Despite a snowy weather forecast, last weekend’s event at Mardi Gras Lanes had a great turnout of participants. One more event date remains – Sunday at Idle Hour Lanes in Sandwich. Strike one for the kids of DeKalb County.

Thumbs down: To lobbying for higher taxes. Presidents of the state’s nine public universities were in Springfield on Thursday lobbying for the state not to roll back the income tax increase as scheduled. They reason that the accompanying revenue loss would cut into the $3.3 billion Illinois spends on higher education, with disastrous consequences for the course offerings, students, and the institutions in general.

Rather than arguing for continued higher taxes on the state’s residents, perhaps they could lend more of their institutions’ expertise to solving the real problems plaguing the state – mainly its underfunded pension system, a problem that directly affects the employees of the schools themselves.

Thumbs up: To buddies. A buddy program pioneered at Northwestern University and adopted by a handful of other medical schools pairs patients in the early stages of dementia with first-year medical students.

As their relationship develops, the students get an up-close, human look at an illness they are likely to encounter in their career in a way they can’t learn in a classroom or lab. The program also keeps the patients socially engaged before their illness robs them of their minds, and gives them a sense of purpose in helping to develop the next generation of doctors who will fight these diseases.

Thumbs down: To sex-change insurance for college students. The University of Illinois Board of Trustees voted Thursday to add coverage for sex-change surgery to its health insurance plan for students. More than 28,000 students – most of whom presumably will not seek gender reassignment – use the plan, and all will face higher premiums as a result. It’s questionable whether college-age students are mature enough to seek such irreversible surgery while pursuing a degree.

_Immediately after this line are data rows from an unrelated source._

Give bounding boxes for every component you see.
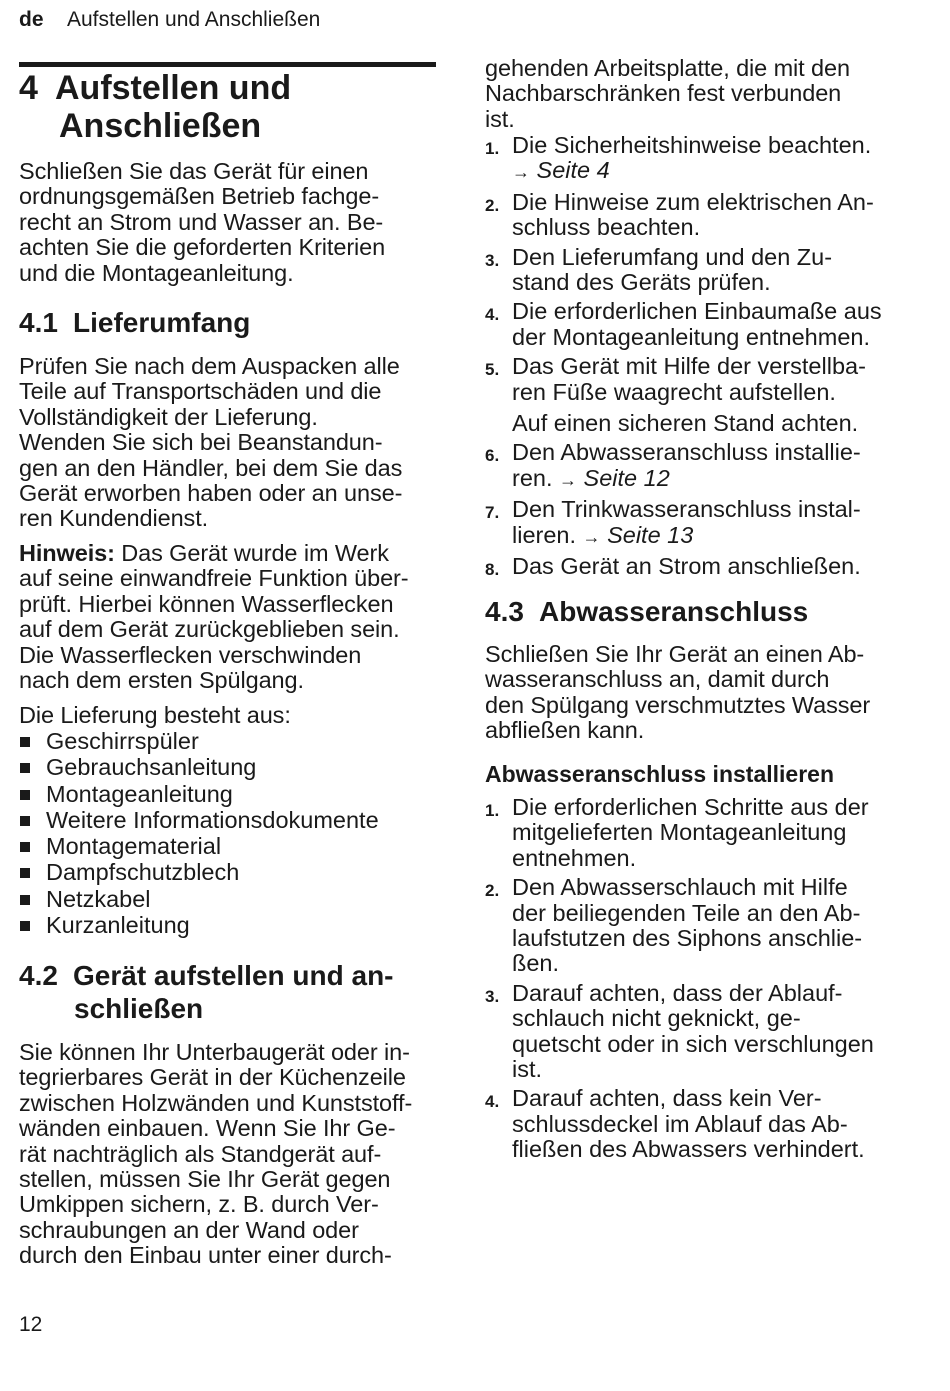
step-text: laufstutzen des Siphons anschlie-	[512, 925, 863, 952]
step-text: schlussdeckel im Ablauf das Ab-	[512, 1110, 848, 1137]
step-item	[485, 875, 915, 977]
text-line: abfließen kann.	[485, 717, 645, 744]
install-steps-list	[485, 133, 915, 584]
step-item	[485, 795, 915, 871]
text-line: nach dem ersten Spülgang.	[19, 667, 304, 694]
step-number: 4.	[485, 1092, 500, 1112]
step-text: Das Gerät mit Hilfe der verstellba-	[512, 353, 866, 380]
step-item	[485, 190, 915, 241]
delivery-list-intro: Die Lieferung besteht aus:	[19, 702, 291, 728]
section-number: 4	[19, 69, 38, 107]
step-subtext: Auf einen sicheren Stand achten.	[512, 410, 859, 437]
section-4-1-heading	[19, 306, 250, 339]
step-number: 7.	[485, 503, 500, 523]
text-line: Wenden Sie sich bei Beanstandun-	[19, 429, 383, 456]
text-line: prüft. Hierbei können Wasserflecken	[19, 590, 394, 617]
list-item	[19, 912, 439, 938]
list-item-text: Montageanleitung	[46, 780, 233, 807]
list-item-text: Gebrauchsanleitung	[46, 754, 257, 781]
text-line: Teile auf Transportschäden und die	[19, 378, 382, 405]
text-line: Schließen Sie Ihr Gerät an einen Ab-	[485, 641, 865, 667]
step-text: Darauf achten, dass kein Ver-	[512, 1085, 822, 1112]
step-text: fließen des Abwassers verhindert.	[512, 1136, 865, 1163]
bullet-square-icon	[20, 921, 30, 931]
step-text: Die Sicherheitshinweise beachten.	[512, 132, 872, 158]
text-line: stellen, müssen Sie Ihr Gerät gegen	[19, 1166, 391, 1193]
text-line: auf seine einwandfreie Funktion über-	[19, 565, 409, 592]
text-line: und die Montageanleitung.	[19, 259, 294, 286]
list-item	[19, 833, 439, 859]
text-line: Vollständigkeit der Lieferung.	[19, 403, 318, 430]
step-text: schlauch nicht geknickt, ge-	[512, 1005, 801, 1032]
step-number: 3.	[485, 986, 500, 1006]
text-line: durch den Einbau unter einer durch-	[19, 1242, 392, 1269]
note-block	[19, 541, 409, 693]
step-text: Das Gerät an Strom anschließen.	[512, 553, 861, 580]
text-line: gen an den Händler, bei dem Sie das	[19, 454, 403, 481]
step-item	[485, 981, 915, 1083]
bullet-square-icon	[20, 816, 30, 826]
list-item	[19, 886, 439, 912]
text-line: achten Sie die geforderten Kriterien	[19, 234, 386, 261]
step-text: Die Hinweise zum elektrischen An-	[512, 188, 874, 215]
step-item	[485, 440, 915, 493]
step-text: der Montageanleitung entnehmen.	[512, 323, 870, 350]
text-line: ren Kundendienst.	[19, 505, 209, 532]
step-text: Den Abwasseranschluss installie-	[512, 439, 861, 466]
list-item-text: Kurzanleitung	[46, 912, 190, 939]
section-4-2-paragraph-continued	[485, 56, 850, 132]
drain-steps-list	[485, 795, 915, 1167]
text-line: zwischen Holzwänden und Kunststoff-	[19, 1089, 413, 1116]
step-text: Den Abwasserschlauch mit Hilfe	[512, 874, 848, 901]
bullet-square-icon	[20, 842, 30, 852]
section-4-2-paragraph	[19, 1040, 412, 1269]
text-line: Gerät erworben haben oder an unse-	[19, 480, 403, 507]
text-line: Umkippen sichern, z. B. durch Ver-	[19, 1191, 379, 1218]
text-line: recht an Strom und Wasser an. Be-	[19, 208, 384, 235]
bullet-square-icon	[20, 790, 30, 800]
step-text: Den Trinkwasseranschluss instal-	[512, 496, 861, 523]
header-chapter-title: Aufstellen und Anschließen	[67, 8, 321, 31]
list-item	[19, 807, 439, 833]
step-text: Die erforderlichen Einbaumaße aus	[512, 298, 882, 325]
section-number: 4.3	[485, 596, 524, 627]
step-text: ren Füße waagrecht aufstellen.	[512, 378, 836, 405]
arrow-right-icon: →	[512, 162, 530, 183]
bullet-square-icon	[20, 763, 30, 773]
list-item-text: Dampfschutzblech	[46, 859, 240, 886]
bullet-square-icon	[20, 737, 30, 747]
text-line: gehenden Arbeitsplatte, die mit den	[485, 55, 850, 81]
page-reference[interactable]	[512, 158, 915, 185]
heading-text: Abwasseranschluss	[539, 596, 809, 627]
step-number: 1.	[485, 801, 500, 820]
list-item	[19, 859, 439, 885]
step-number: 3.	[485, 250, 500, 270]
step-number: 2.	[485, 881, 500, 901]
bullet-square-icon	[20, 895, 30, 905]
step-number: 1.	[485, 139, 500, 158]
step-item	[485, 1086, 915, 1162]
step-text: mitgelieferten Montageanleitung	[512, 819, 847, 846]
step-item	[485, 354, 915, 436]
text-line: den Spülgang verschmutztes Wasser	[485, 691, 871, 718]
section-4-heading	[19, 69, 291, 145]
step-item	[485, 133, 915, 186]
page-reference-text: Seite 4	[530, 157, 610, 184]
subheading-drain-install: Abwasseranschluss installieren	[485, 761, 834, 787]
text-line: ordnungsgemäßen Betrieb fachge-	[19, 183, 380, 210]
section-4-intro	[19, 159, 385, 286]
list-item-text: Geschirrspüler	[46, 728, 199, 754]
section-number: 4.1	[19, 307, 58, 338]
page-reference-text: Seite 12	[577, 464, 670, 491]
step-text: lieren.	[512, 521, 583, 548]
step-text: Darauf achten, dass der Ablauf-	[512, 979, 843, 1006]
step-number: 8.	[485, 560, 500, 580]
step-text: Die erforderlichen Schritte aus der	[512, 794, 869, 820]
text-line: schraubungen an der Wand oder	[19, 1216, 359, 1243]
text-line: wänden einbauen. Wenn Sie Ihr Ge-	[19, 1115, 396, 1142]
step-text: ist.	[512, 1056, 543, 1083]
step-number: 4.	[485, 305, 500, 325]
heading-text: Lieferumfang	[73, 307, 251, 338]
step-text: schluss beachten.	[512, 214, 701, 241]
list-item-text: Netzkabel	[46, 885, 151, 912]
delivery-list	[19, 728, 439, 938]
page-reference[interactable]	[512, 523, 915, 550]
section-number: 4.2	[19, 960, 58, 991]
note-label: Hinweis:	[19, 540, 115, 566]
step-text: stand des Geräts prüfen.	[512, 269, 771, 296]
heading-line: Anschließen	[59, 107, 262, 145]
text-line: ist.	[485, 105, 515, 132]
text-line: Schließen Sie das Gerät für einen	[19, 158, 369, 184]
list-item-text: Montagematerial	[46, 833, 222, 860]
section-rule	[19, 62, 436, 67]
page-number: 12	[19, 1313, 43, 1336]
note-text: Das Gerät wurde im Werk	[121, 540, 389, 566]
step-item	[485, 497, 915, 550]
heading-line: schließen	[74, 993, 204, 1024]
text-line: tegrierbares Gerät in der Küchenzeile	[19, 1064, 406, 1091]
section-4-3-paragraph	[485, 642, 870, 744]
text-line: Prüfen Sie nach dem Auspacken alle	[19, 353, 400, 379]
arrow-right-icon: →	[559, 469, 578, 490]
text-line: Sie können Ihr Unterbaugerät oder in-	[19, 1039, 410, 1065]
page-reference-text: Seite 13	[600, 521, 694, 548]
heading-line: Aufstellen und	[55, 69, 292, 107]
section-4-1-paragraph	[19, 354, 402, 532]
list-item	[19, 781, 439, 807]
bullet-square-icon	[20, 868, 30, 878]
list-item	[19, 728, 439, 754]
step-item	[485, 554, 915, 579]
text-line: rät nachträglich als Standgerät auf-	[19, 1140, 382, 1167]
step-text: entnehmen.	[512, 844, 637, 871]
step-text: ßen.	[512, 950, 560, 977]
text-line: Die Wasserflecken verschwinden	[19, 641, 362, 668]
text-line: Nachbarschränken fest verbunden	[485, 80, 842, 107]
step-text: der beiliegenden Teile an den Ab-	[512, 899, 861, 926]
step-text: quetscht oder in sich verschlungen	[512, 1030, 874, 1057]
section-4-3-heading	[485, 595, 808, 628]
list-item	[19, 754, 439, 780]
step-text: ren.	[512, 464, 560, 491]
list-item-text: Weitere Informationsdokumente	[46, 806, 379, 833]
text-line: wasseranschluss an, damit durch	[485, 666, 830, 693]
page-reference[interactable]	[512, 466, 915, 493]
step-number: 2.	[485, 195, 500, 215]
text-line: auf dem Gerät zurückgeblieben sein.	[19, 616, 400, 643]
arrow-right-icon: →	[582, 526, 601, 547]
step-item	[485, 245, 915, 296]
language-code: de	[19, 8, 44, 31]
step-text: Den Lieferumfang und den Zu-	[512, 243, 833, 270]
step-item	[485, 299, 915, 350]
step-number: 6.	[485, 446, 500, 466]
heading-line: Gerät aufstellen und an-	[73, 960, 394, 991]
section-4-2-heading	[19, 959, 394, 1025]
step-number: 5.	[485, 360, 500, 380]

Even assuming they were, it seems unfair that all students should have to pay more to support a procedure that is both rare and not essential for maintaining health. 

Thumbs up: To taking church outside the church. The Rev. Amy Fallon and the Rev. Stacy Walker-Frontje offered “Ashes on the Go” at a corner of Normal Road and Lucinda Avenue on Ash Wednesday. As Walker-Frontje explained it, they were extending the church’s hospitality and the demonstration of God’s love outside church walls. As long as it is done as respectfully as they did it, this sort of religious extension strengthens a community no matter what religion is celebrated.